Interview: Native boarding school system seen as ugly chapter in American history, says researcher
NEW YORK, May 11 (Xinhua) -- The decades-long boarding school system targeting American Indians in the 19th and 20th centuries is a particularly ugly chapter of U.S. history, a genocide that is impossible to be whitewashed, said a U.S. researcher.
The system, extremely detrimental to Native Americans, was a form of genocide which complies with the United Nations' definition of genocide, said Barbara Landis, who had worked as Carlisle Indian School Biographer for the Cumberland County Historical Society in Pennsylvania for decades.
"I don't think there's any way to whitewashed that," said Landis, who maintains a website aimed at forwarding the names of the former Carlisle Indian school students to their respective nations since 1993.

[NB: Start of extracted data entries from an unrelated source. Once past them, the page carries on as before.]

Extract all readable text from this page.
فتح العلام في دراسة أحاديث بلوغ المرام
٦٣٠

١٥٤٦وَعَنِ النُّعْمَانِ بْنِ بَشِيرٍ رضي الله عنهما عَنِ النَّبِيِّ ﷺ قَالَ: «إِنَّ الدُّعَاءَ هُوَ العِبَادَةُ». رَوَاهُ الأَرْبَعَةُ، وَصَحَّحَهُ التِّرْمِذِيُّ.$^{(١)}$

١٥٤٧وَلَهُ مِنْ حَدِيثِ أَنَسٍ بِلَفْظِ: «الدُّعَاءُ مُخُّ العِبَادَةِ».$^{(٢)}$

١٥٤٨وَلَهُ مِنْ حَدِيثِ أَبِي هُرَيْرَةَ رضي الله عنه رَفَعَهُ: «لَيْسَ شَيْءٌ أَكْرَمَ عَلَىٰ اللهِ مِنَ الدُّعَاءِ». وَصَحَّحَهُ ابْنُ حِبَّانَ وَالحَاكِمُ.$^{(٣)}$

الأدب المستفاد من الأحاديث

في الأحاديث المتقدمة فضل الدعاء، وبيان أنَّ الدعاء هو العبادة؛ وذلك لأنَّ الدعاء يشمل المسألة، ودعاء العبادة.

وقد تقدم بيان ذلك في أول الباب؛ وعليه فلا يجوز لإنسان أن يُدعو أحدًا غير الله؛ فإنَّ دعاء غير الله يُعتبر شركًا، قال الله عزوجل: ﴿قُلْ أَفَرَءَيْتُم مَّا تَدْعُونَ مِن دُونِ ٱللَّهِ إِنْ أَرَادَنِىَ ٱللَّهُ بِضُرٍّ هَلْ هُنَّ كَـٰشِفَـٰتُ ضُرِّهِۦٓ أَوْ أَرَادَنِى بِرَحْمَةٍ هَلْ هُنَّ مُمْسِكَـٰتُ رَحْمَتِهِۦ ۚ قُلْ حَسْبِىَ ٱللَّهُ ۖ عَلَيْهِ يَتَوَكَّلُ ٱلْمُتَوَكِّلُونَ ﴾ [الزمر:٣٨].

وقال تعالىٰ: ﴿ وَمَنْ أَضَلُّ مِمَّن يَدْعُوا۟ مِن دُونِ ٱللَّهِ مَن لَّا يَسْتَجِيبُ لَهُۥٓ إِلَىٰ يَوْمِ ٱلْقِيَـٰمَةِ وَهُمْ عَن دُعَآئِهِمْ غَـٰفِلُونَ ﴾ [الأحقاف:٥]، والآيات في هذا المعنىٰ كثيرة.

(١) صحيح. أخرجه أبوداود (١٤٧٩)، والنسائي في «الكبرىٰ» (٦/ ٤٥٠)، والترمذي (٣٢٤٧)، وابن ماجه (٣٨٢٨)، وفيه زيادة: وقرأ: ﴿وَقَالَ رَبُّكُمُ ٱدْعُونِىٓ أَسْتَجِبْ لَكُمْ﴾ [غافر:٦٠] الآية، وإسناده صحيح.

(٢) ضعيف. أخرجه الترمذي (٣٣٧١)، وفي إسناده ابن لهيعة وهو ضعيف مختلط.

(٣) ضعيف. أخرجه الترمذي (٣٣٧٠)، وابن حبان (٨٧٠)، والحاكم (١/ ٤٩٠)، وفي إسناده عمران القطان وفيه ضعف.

Landis sometimes guides tours of Carlisle Barracks, where then Carlisle Indian School was located and at least 180 Native American students from the school were buried.
Richard Henry Pratt, who founded Carlisle Indian School in 1879 as the first off-reservation Indian boarding school in the United States, was well-known for his credo "Kill the Indian, and Save the Man."
The phrases are so violent and represent the thinking of many nations and communities, which literally hoped indigenous people would get swallowed up by the dominant culture, said the retired historian.
Though Pratt's thinking is often excused by saying he was a product of his time, Landis said, "I can't excuse that. It's racism. And we have to confront that. It has not changed. What happened 135 years ago is still a problem in our country and in many countries."
Landis said she would never want to see something like this happening again in the United States or anywhere.
While other countries have instituted apologies into their school curriculum, the U.S. federal government launched an investigation into the Native boarding school in mid-2021, noted Landis.
"I don't think that this country is ready for an apology," said Landis.
There has to be better awareness in education about this particular aspect of U.S. history before there can be an apology and the indigenous voices need to be heard much more before any kind of reconciliation can come to be, according to Landis.
The U.S. education system needs to focus on other cultures, encourage students to learn other languages, travel and experience a wide variety of ideas, cultures and ways, as well as learn to enjoy the other rather than to be fearful, she said.
Native American children suffered abuse at federal Indian boarding schools between 1819 and 1969, according to a report by the U.S. Department of the Interior in 2022.
The federal Indian boarding school system was "expansive," consisting of 408 schools across 37 states or then-territories, showed the report.